—Dis donc, Françoise, faut se coucher. On prendrait du mal.

Elle se réveilla en sursaut.

—Tiens! c'est vrai, on sera mieux dans son lit… Au revoir, Jean.

—Au revoir, Françoise.

TROISIÈME PARTIE

I

Enfin, Buteau la tenait donc, sa part, cette terre si ardemment convoitée, qu'il avait refusée pendant plus de deux ans et demi, dans une rage faite de désir, de rancune et d'obstination! Lui-même ne savait plus pourquoi il s'était ainsi entêté, brûlant au fond de signer l'acte, craignant d'être dupe, ne pouvant se consoler de n'avoir pas tout l'héritage, les dix-neuf arpents, aujourd'hui mutilés et épars. Depuis qu'il avait accepté, c'était une grande passion satisfaite, la joie brutale de la possession; et une chose la doublait, cette joie, l'idée que sa soeur et son frère étaient volés, que son lot valait davantage, à présent que le nouveau chemin bordait sa pièce. Il ne les rencontrait plus sans ricaner, en malin, disant avec des clins d'yeux:

—Tout de même, je les ai fichus dedans!

Et ce n'était point tout. Il triomphait encore de son mariage, si longtemps différé, des deux hectares que lui avait apportés Lise, touchant sa pièce, car la pensée du partage nécessaire entre les deux soeurs ne lui venait pas; ou, du moins, il le repoussait à une époque tellement lointaine qu'il espérait trouver d'ici là une façon de s'y soustraire. Il avait, en comptant la part de Françoise, huit arpents de labour, quatre de pré, environ deux et demi de vigne; et il les garderait, on lui arracherait plutôt un membre; jamais surtout il ne lâcherait la parcelle des Cornailles, au bord du chemin, laquelle, maintenant, mesurait près de trois hectares. Ni sa soeur ni son frère n'en avait une pareille; il en parlait les joues enflées, crevant d'orgueil.

Un an se passa, et cette première année de possession fut pour Buteau une jouissance.
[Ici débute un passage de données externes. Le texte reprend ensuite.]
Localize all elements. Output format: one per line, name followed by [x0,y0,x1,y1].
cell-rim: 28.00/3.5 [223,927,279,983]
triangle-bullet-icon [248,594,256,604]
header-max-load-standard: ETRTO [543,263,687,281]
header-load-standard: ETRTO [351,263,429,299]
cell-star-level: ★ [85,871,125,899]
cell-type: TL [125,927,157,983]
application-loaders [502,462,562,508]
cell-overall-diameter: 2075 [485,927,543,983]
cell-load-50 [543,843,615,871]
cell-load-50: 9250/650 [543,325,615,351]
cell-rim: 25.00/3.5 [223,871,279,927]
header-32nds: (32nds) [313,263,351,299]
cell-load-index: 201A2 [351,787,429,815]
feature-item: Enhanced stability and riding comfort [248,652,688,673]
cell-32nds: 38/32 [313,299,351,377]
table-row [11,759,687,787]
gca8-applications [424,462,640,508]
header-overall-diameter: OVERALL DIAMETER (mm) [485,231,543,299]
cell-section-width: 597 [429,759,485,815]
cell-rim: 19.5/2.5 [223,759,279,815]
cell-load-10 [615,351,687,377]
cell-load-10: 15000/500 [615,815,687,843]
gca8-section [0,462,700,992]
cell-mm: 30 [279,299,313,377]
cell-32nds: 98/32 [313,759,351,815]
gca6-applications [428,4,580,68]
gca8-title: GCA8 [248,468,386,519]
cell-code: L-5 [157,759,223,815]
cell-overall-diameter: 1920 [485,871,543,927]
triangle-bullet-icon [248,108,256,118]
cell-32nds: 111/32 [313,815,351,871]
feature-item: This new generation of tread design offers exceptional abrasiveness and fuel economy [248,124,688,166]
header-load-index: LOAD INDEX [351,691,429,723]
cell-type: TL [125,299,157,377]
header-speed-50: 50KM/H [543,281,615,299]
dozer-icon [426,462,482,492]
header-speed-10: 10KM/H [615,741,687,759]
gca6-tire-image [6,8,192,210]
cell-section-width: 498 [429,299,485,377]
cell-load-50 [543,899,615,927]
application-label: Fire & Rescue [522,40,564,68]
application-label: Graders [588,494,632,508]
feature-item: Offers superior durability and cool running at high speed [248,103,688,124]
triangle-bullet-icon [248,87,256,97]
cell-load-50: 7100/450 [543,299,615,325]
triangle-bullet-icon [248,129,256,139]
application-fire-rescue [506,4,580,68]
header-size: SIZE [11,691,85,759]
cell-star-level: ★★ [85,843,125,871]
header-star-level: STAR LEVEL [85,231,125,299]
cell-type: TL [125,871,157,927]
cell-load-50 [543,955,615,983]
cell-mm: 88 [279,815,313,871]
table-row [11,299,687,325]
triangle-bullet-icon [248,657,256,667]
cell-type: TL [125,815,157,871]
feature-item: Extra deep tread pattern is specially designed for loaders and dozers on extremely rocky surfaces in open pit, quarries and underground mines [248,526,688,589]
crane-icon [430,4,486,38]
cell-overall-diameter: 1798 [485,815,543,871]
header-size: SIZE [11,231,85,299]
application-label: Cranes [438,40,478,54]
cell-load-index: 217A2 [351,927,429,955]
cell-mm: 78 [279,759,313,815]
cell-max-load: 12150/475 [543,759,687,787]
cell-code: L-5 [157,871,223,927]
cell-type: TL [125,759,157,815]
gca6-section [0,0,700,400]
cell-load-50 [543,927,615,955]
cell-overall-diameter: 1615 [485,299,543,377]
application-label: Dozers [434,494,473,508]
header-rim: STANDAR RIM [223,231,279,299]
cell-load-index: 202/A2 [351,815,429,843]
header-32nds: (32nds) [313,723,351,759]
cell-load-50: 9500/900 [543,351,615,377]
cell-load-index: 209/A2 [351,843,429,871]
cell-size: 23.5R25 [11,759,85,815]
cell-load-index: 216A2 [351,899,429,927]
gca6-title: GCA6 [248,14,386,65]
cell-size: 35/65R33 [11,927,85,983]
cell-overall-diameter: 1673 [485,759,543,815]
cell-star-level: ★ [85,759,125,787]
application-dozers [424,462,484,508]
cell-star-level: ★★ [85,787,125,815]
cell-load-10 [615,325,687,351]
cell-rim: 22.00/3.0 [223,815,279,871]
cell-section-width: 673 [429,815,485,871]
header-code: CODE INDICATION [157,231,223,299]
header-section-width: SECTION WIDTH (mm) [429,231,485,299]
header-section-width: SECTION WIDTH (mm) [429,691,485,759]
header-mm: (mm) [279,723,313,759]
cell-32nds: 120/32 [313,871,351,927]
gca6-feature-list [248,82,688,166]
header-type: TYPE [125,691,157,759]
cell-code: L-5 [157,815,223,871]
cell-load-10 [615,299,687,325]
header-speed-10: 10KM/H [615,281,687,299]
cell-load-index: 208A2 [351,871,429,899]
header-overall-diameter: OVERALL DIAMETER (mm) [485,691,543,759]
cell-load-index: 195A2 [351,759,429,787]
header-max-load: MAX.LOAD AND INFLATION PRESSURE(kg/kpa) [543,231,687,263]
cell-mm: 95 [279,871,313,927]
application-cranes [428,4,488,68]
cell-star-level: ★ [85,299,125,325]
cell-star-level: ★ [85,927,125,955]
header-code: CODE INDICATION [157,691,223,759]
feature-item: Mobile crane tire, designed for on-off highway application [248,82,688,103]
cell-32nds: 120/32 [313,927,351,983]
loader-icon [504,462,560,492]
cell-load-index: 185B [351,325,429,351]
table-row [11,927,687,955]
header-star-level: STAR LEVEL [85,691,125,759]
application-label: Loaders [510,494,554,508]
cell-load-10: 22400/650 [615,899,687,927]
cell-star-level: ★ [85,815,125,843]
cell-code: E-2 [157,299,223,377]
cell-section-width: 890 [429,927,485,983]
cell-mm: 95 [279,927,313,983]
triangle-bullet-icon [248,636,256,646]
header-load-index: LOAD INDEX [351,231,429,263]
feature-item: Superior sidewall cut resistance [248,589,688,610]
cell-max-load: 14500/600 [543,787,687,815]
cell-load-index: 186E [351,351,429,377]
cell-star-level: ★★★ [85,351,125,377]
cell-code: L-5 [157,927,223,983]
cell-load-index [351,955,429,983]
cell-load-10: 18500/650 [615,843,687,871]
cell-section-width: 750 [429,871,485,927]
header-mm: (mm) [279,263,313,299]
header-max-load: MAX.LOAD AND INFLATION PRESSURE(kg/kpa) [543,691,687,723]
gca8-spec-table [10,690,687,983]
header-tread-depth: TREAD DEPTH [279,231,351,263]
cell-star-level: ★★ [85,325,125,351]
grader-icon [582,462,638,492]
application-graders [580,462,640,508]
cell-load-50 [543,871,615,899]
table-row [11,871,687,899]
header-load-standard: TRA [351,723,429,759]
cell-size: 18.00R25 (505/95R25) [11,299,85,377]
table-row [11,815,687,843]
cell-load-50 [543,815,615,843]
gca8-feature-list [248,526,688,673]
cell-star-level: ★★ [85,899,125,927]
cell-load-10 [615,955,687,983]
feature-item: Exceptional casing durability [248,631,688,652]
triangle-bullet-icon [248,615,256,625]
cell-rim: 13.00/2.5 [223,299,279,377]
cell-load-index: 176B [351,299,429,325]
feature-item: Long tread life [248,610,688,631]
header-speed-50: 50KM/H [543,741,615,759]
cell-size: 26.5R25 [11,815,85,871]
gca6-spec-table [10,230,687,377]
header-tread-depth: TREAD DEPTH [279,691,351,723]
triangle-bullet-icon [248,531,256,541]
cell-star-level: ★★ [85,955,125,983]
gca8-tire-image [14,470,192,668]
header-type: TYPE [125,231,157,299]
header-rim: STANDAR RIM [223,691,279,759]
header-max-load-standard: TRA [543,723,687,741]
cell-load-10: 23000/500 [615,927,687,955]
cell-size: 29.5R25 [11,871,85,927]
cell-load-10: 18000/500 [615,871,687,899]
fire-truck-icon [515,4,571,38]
A aucune époque, quand il s'était loué chez les autres, il n'avait fouillé la terre d'un labour si profond: elle était à lui, il voulait la pénétrer, la féconder jusqu'au ventre. Le soir, il rentrait épuisé, avec sa charrue dont le soc luisait comme de l'argent. En mars, il hersa ses blés, en avril, ses avoines, multipliant les soins, se donnant tout entier. Lorsque les pièces ne demandaient plus de travail, il y retournait pour les voir, en amoureux. Il en faisait le tour, se baissait et prenait, de son geste accoutumé, une poignée, une motte grasse, qu'il aimait à écraser, à laisser couler entre ses doigts, heureux surtout s'il ne la sentait ni trop sèche ni trop humide, flairant bon le pain qui pousse.